As I sit here buried in study guides and to do lists of things that were supposed to be done roughly around the first week of August..sorry Mom & Dad..I can’t help but think about how underserving I am to have the opportunity to share how perfect my Heavenly Father is not only in this blog, but also all over the world.

For those of you who know me pretty well, you could probably back me up when I say that sitting around or being still just isn’t my thing. For a chick that has been told that ADHD is a real life thing, sitting still has always and will always be associated with timeout. 

What you might not know is that sitting around became my Christian faith. I became still. It wasn’t like, “Be still, and know I am God”… it was more like, “Hey God, It’s me! Thanks for all you’ve done. Jesus was awesome on the cross. Btw, will you let him know he’s the GOAT for taking away the sins of the world? But I got my life from here. TTYL. Oh, thanks again!”

Another thing you might not know is that I attempted to create a blog a little over a year ago. Shocking, I know. It was one of those in the moment decisions. I planned to blog about my spiritual journey. I refused to tell anyone I had created it. I went to the extent to set all the settings to private. If there is one thing I learned, writing definitely weighs in more under my weakness category than it does my strength. Today, I stumbled across a blog I had written a year ago during finals about Finding Reason in my life. At the time, I remember struggling with having the faith that God has a plan for me greater than anything I could fathom, and it was definitely worth pursuing. However, my curiosity for God’s will in my life stopped about five minutes after I wrote that post.

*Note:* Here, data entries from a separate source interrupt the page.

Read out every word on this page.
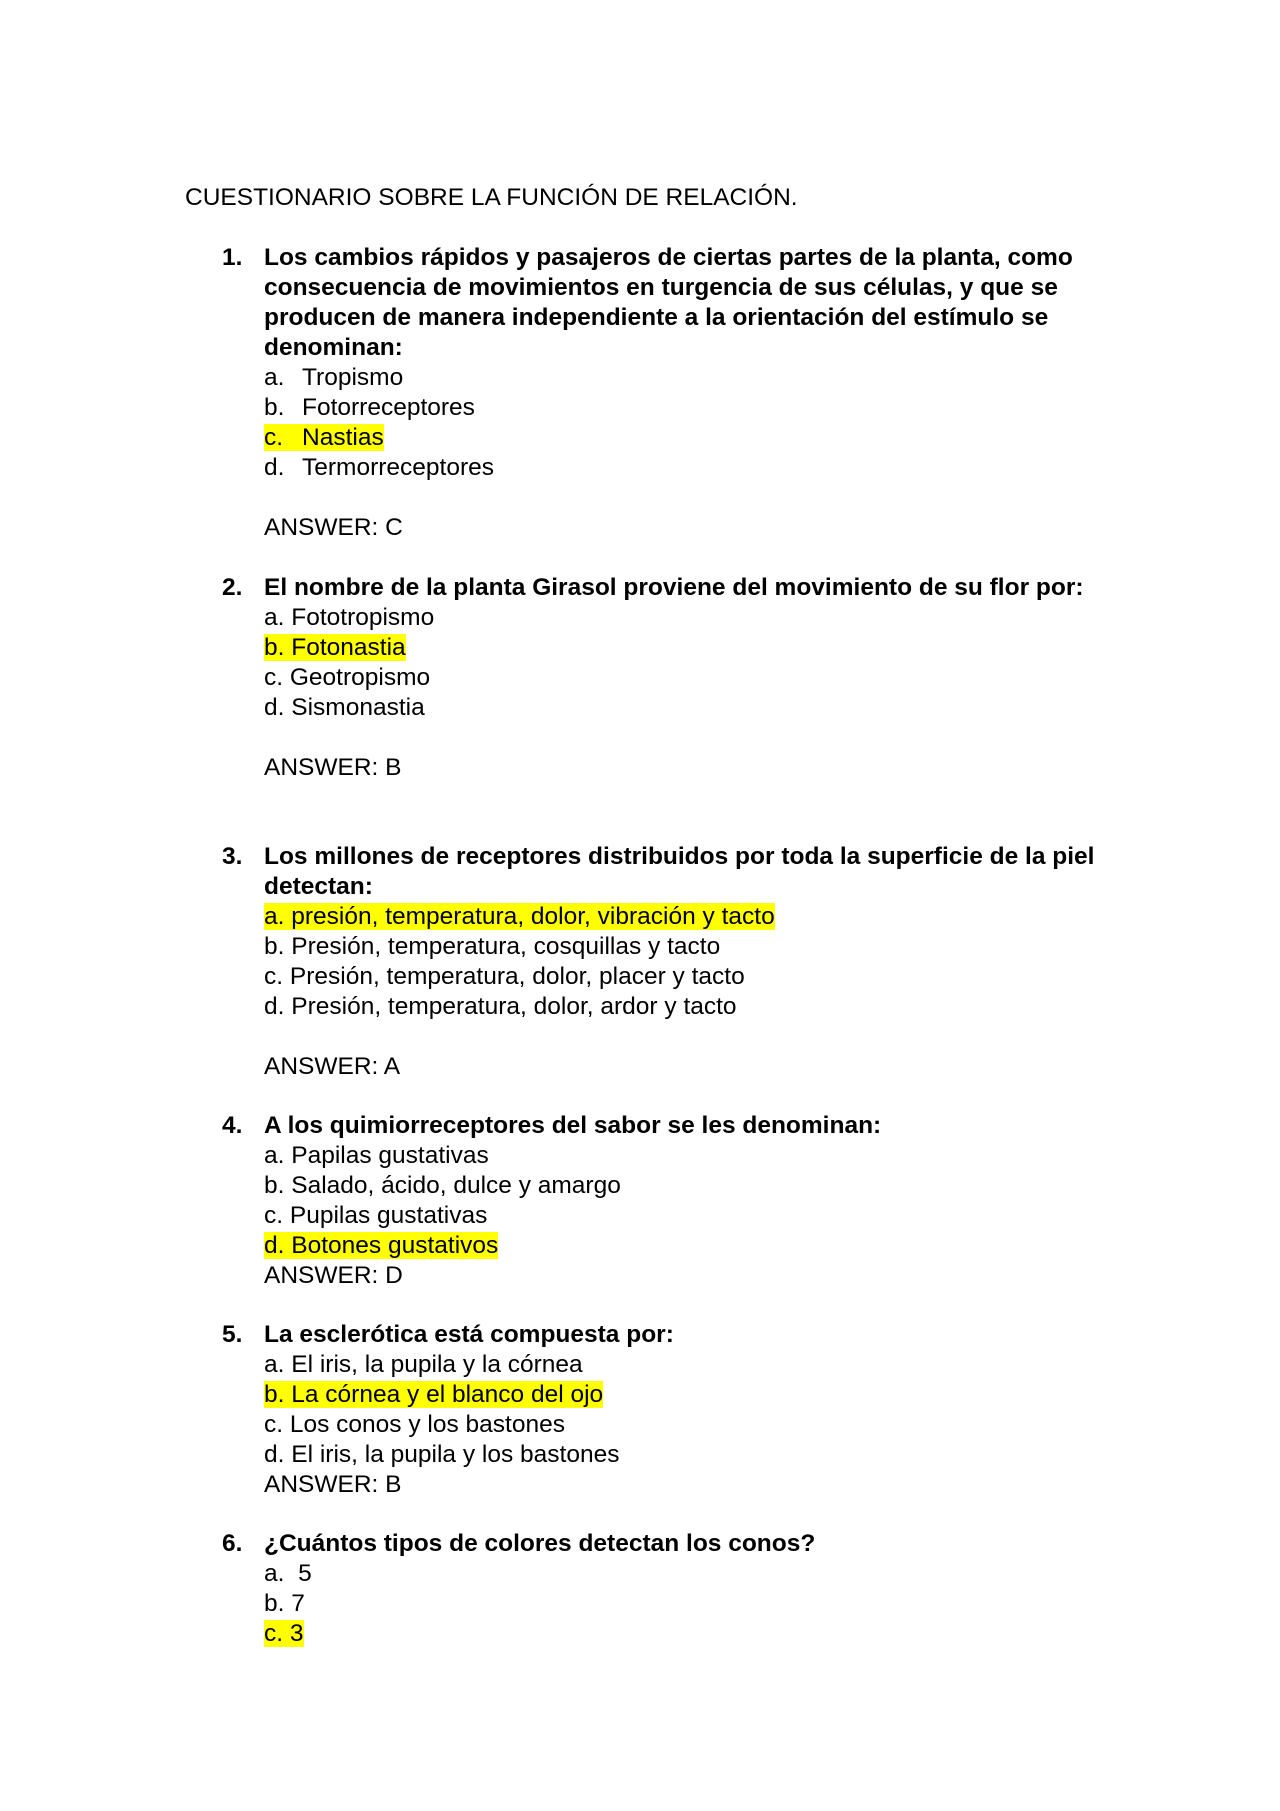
CUESTIONARIO SOBRE LA FUNCIÓN DE RELACIÓN.
1. Los cambios rápidos y pasajeros de ciertas partes de la planta, como consecuencia de movimientos en turgencia de sus células, y que se producen de manera independiente a la orientación del estímulo se denominan:
a. Tropismo
b. Fotorreceptores
c. Nastias
d. Termorreceptores
ANSWER: C
2. El nombre de la planta Girasol proviene del movimiento de su flor por:
a. Fototropismo
b. Fotonastia
c. Geotropismo
d. Sismonastia
ANSWER: B
3. Los millones de receptores distribuidos por toda la superficie de la piel detectan:
a. presión, temperatura, dolor, vibración y tacto
b. Presión, temperatura, cosquillas y tacto
c. Presión, temperatura, dolor, placer y tacto
d. Presión, temperatura, dolor, ardor y tacto
ANSWER: A
4. A los quimiorreceptores del sabor se les denominan:
a. Papilas gustativas
b. Salado, ácido, dulce y amargo
c. Pupilas gustativas
d. Botones gustativos
ANSWER: D
5. La esclerótica está compuesta por:
a. El iris, la pupila y la córnea
b. La córnea y el blanco del ojo
c. Los conos y los bastones
d. El iris, la pupila y los bastones
ANSWER: B
6. ¿Cuántos tipos de colores detectan los conos?
a. 5
b. 7
c. 3
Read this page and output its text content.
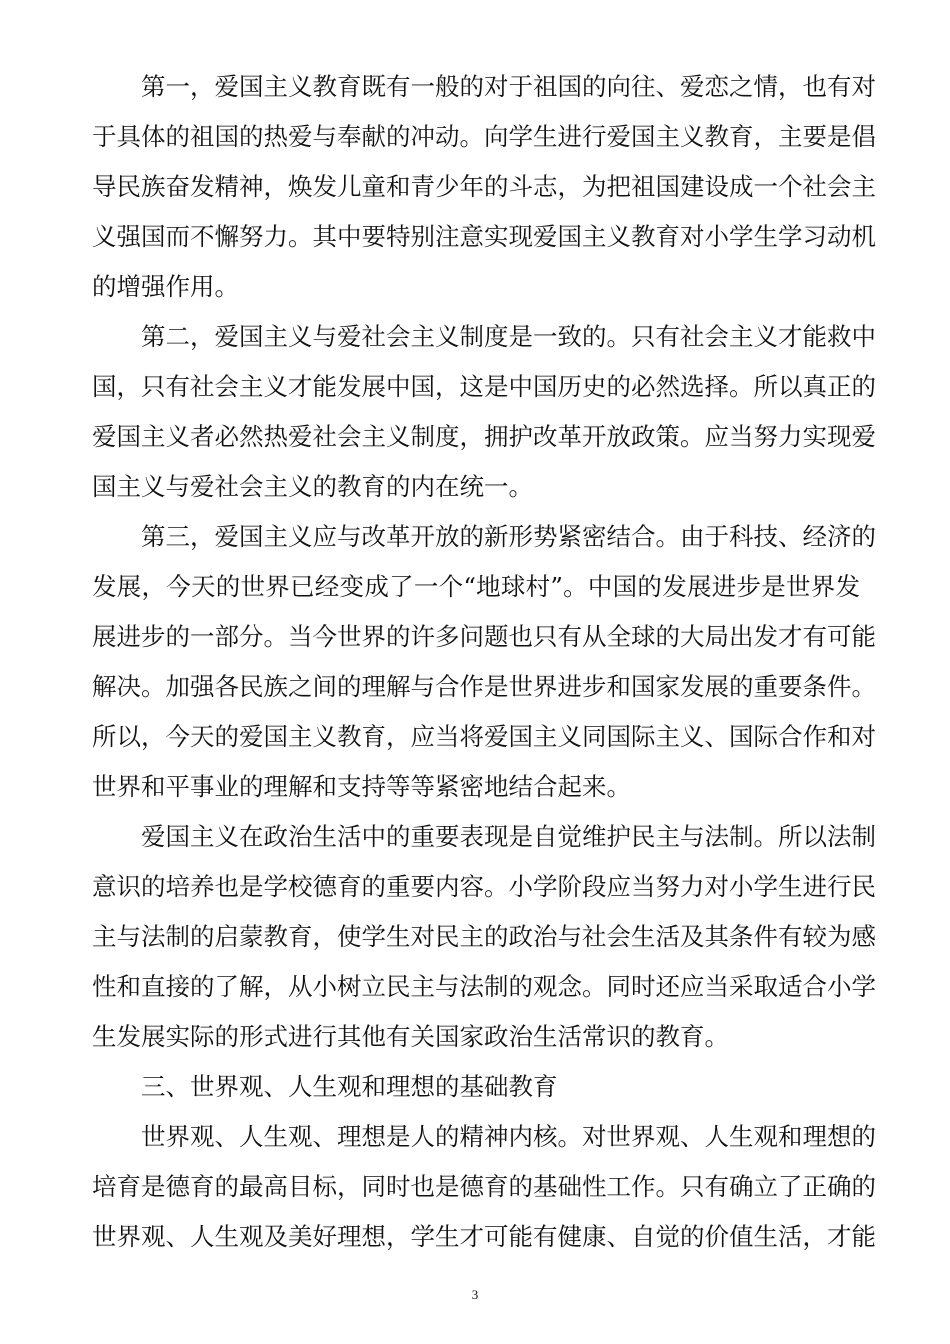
第一，爱国主义教育既有一般的对于祖国的向往、爱恋之情，也有对
于具体的祖国的热爱与奉献的冲动。向学生进行爱国主义教育，主要是倡
导民族奋发精神，焕发儿童和青少年的斗志，为把祖国建设成一个社会主
义强国而不懈努力。其中要特别注意实现爱国主义教育对小学生学习动机
的增强作用。
第二，爱国主义与爱社会主义制度是一致的。只有社会主义才能救中
国，只有社会主义才能发展中国，这是中国历史的必然选择。所以真正的
爱国主义者必然热爱社会主义制度，拥护改革开放政策。应当努力实现爱
国主义与爱社会主义的教育的内在统一。
第三，爱国主义应与改革开放的新形势紧密结合。由于科技、经济的
发展，今天的世界已经变成了一个“地球村”。中国的发展进步是世界发
展进步的一部分。当今世界的许多问题也只有从全球的大局出发才有可能
解决。加强各民族之间的理解与合作是世界进步和国家发展的重要条件。
所以，今天的爱国主义教育，应当将爱国主义同国际主义、国际合作和对
世界和平事业的理解和支持等等紧密地结合起来。
爱国主义在政治生活中的重要表现是自觉维护民主与法制。所以法制
意识的培养也是学校德育的重要内容。小学阶段应当努力对小学生进行民
主与法制的启蒙教育，使学生对民主的政治与社会生活及其条件有较为感
性和直接的了解，从小树立民主与法制的观念。同时还应当采取适合小学
生发展实际的形式进行其他有关国家政治生活常识的教育。
三、世界观、人生观和理想的基础教育
世界观、人生观、理想是人的精神内核。对世界观、人生观和理想的
培育是德育的最高目标，同时也是德育的基础性工作。只有确立了正确的
世界观、人生观及美好理想，学生才可能有健康、自觉的价值生活，才能
3
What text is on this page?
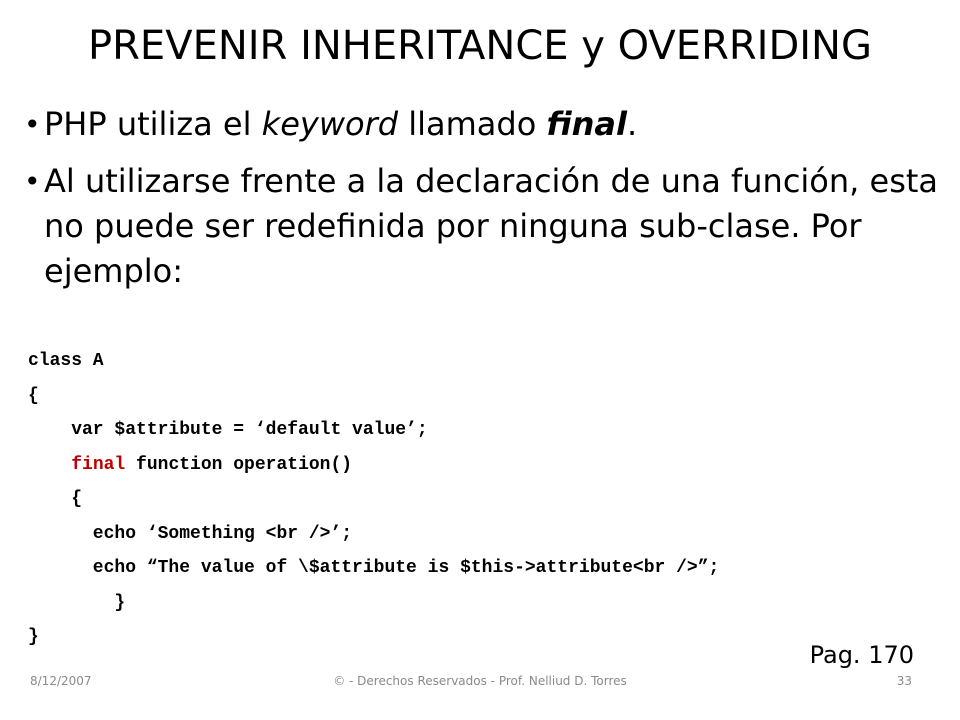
PREVENIR INHERITANCE y OVERRIDING
• PHP utiliza el keyword llamado final.
• Al utilizarse frente a la declaración de una función, esta no puede ser redefinida por ninguna sub-clase. Por ejemplo:
class A
{
var $attribute = ‘default value’;
final function operation()
{
echo ‘Something <br />’;
echo “The value of \$attribute is $this->attribute<br />”;
}
}
Pag. 170
8/12/2007	© - Derechos Reservados - Prof. Nelliud D. Torres	33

I became comfortable with being identified as a Christian, but denying myself and taking up his cross daily was not my identity. I became more concerned with what I had planned for my life rather than offering myself completely to His plan. I claimed to desire to know, but didn’t pursue.

When I think about this now, I can’t help but to compare myself to a child drawing all over paper with her crayons. Being the storyteller I am, I imagined myself coloring away dreaming about what I wanted my life to be. Then, in walks God. I imagined him sitting down and just asking, “Whatcha coloring?” to which I would eagerly respond, “Oh ya know, my future life.” I imagined me pointing at all the different doodles on my paper explaining, “this is me as a nurse taking care of all these people and this one is my family. My daughter’s name is Carter. Isn’t she so cute?” He would respond, “This is all so beautiful!” just like any father tells their child about their abstract drawings. But in reality, the truth hit, “the future you are planning isn’t what I have planned for you.”

Oh…cool. So all the things I planned aren’t THE plan?! Yeah, that was a hard pill to swallow. For those that are concerned, telling my parents I needed to drop out of nursing school went a lot smoother than expected. So, what is THE plan?

I’m actually still waiting for God to get back to me about that.

But I am here to tell you, he speaks. He speaks into my life at just the right times with just enough to keep me moving forward. We’ve talked and we are working on this thing we like to call “day-by-day trust.” It wasn’t until I fully understood that sitting around in my faith was significantly worse than sitting in timeout as a kid. Being able to stand and run freely in forgiveness was like a breath of fresh air. Getting up and chasing after the Lord wholeheartedly was a much needed recess for a complacent college student.

In my pursuit of God’s will for my life, I have found my heart lies within people. I have found my heart aches for those who would give anything for finals week to be their biggest worry. Most importantly, I have found my heart longs for a life of ministry.

So, here I am making a rather terrible attempt to share what God has done in my heart, and what life before the World Race has looked like for me. The Holy Spirit has provided me with incredible joy and peace about my journey to come. Giving of myself to the mission of Christ is immeasurably more satisfying than anything I could have drawn out on paper. So, God wins. Happily, I forfeit my attempt to brighten my own future. Take all the crayons in my box.